I'm looking at from the standpoint that humans once got "romantic" with another species that shares even less DNA with us than chimps (grant it we are talking about 0.1%).
It's just weird to think about. For me anyway. Science is cool and nutty.
The most recent evidence is much stronger than what came before because new tech has allowed for much more thorough genetic analysis. And there is close agreement among the new studies. This team claims that out-of-Africa could not have occurred more than 75,000 years ago, but that there was an earlier group that left 125,000 years ago which accounts for 2% of Papuan DNA and left no trace in other populations.
Maybe so, since the dividing line between species is often defined as the inability to mate and produce healthy offspring. Homo sapiens and Neanderthals apparently did have children together who survived and had children of their own.
Neanderthals and homo sapiens are separate species. Many species do interbreed with one another, like the wolf and coyote and polar bears and brown bears.

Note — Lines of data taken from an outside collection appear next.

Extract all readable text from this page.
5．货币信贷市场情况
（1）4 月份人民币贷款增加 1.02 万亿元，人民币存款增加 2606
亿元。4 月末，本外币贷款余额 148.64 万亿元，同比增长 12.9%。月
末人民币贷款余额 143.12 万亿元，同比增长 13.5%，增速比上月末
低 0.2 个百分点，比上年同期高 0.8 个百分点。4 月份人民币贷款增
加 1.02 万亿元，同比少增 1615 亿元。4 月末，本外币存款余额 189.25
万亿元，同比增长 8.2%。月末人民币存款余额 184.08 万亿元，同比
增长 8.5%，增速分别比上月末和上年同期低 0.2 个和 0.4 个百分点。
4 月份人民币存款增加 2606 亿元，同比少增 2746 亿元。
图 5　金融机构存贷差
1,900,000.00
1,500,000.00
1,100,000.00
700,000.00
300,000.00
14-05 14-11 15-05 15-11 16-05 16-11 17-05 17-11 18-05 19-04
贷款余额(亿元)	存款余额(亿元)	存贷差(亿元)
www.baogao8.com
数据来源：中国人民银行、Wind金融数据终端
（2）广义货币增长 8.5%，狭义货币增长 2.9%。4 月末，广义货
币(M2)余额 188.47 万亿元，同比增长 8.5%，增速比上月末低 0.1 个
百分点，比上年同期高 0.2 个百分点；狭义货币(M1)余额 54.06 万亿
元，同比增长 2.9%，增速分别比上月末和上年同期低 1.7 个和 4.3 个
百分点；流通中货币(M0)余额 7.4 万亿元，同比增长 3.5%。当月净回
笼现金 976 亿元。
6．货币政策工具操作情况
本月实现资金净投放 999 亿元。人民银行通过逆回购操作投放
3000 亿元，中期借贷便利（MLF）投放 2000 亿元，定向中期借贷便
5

The inability to interbreed is not a strict rule for separate species classification, but more a general rule of thumb. Neanderthals and homo sapiens had lower inter-fertility and genetic compatibility than would be expected from members of the same species. This is one reason that Neanderthals are classified as a different species from homo sapiens.

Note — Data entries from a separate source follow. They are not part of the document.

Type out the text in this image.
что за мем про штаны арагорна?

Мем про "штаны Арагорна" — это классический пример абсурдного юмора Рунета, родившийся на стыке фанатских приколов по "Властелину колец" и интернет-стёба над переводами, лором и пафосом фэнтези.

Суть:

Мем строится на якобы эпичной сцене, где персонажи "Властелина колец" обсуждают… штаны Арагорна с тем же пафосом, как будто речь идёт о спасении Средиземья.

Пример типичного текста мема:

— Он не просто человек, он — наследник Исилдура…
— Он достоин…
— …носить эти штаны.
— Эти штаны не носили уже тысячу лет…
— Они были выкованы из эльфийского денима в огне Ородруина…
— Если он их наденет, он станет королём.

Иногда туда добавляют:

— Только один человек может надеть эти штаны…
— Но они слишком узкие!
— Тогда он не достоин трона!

LOL. this guy looks like a living Neanderthal..........
Nah. He's Estonian and shows his central Asian ancestry. Baltic people like Estonian and Finns were sometimes classified as Mongoloid in early racial classifications because their skulls and body type showed affinities to East Asians. Just imagine that guy with black, wiry hair and he would resemble a Mongolian. We know now that's because Estonians and Finns originate from central Asia.
It destroys the fairy tale that we are all the same that a large part of left-wing politics is reliant upon. If we aren't the same, it means that biology might explain a variety of social issues that have previously been blamed on environment. And that means that social programs are probably pointless since a social program can't change genetics.
Who in the hell believes that we're all the same? I know i don't.
But regardless, you now have your evidence and you're now armed with the information that you've wanted all along.
Now what? What are you gonna do with it? Gonna get rid of all of those "pointless" social programs?
Tell you what; take your study to your elected politicians and demand that they act on it. Lemme know what happened.
With the results from 3 major studies now in, there doesn't seem to be much doubt left about this. All non-Africans can trace the vast majority of their ancestry (96% or more) to a single small group of Homo sapiens who left Africa between 50,000 and 80,000 years ago. And members of this group also received a small amount of DNA from Neanderthals and/or Denisovans. Africans are not closely related to the out-of-Africa group and did not receive DNA from the other human groups.
The word choices are interesting and may reveal something deeper, but I leave that for the word-parsers and psychologists. What I see is, -to make my point obvious, -we could also say "there are two groups of humans living today: Americans and non-Americans, or we could shift to "Canadians and non-Canadians" or any other group.
Africans? Don't you realize there are lots of white Africans just like there are lots of white Canadians?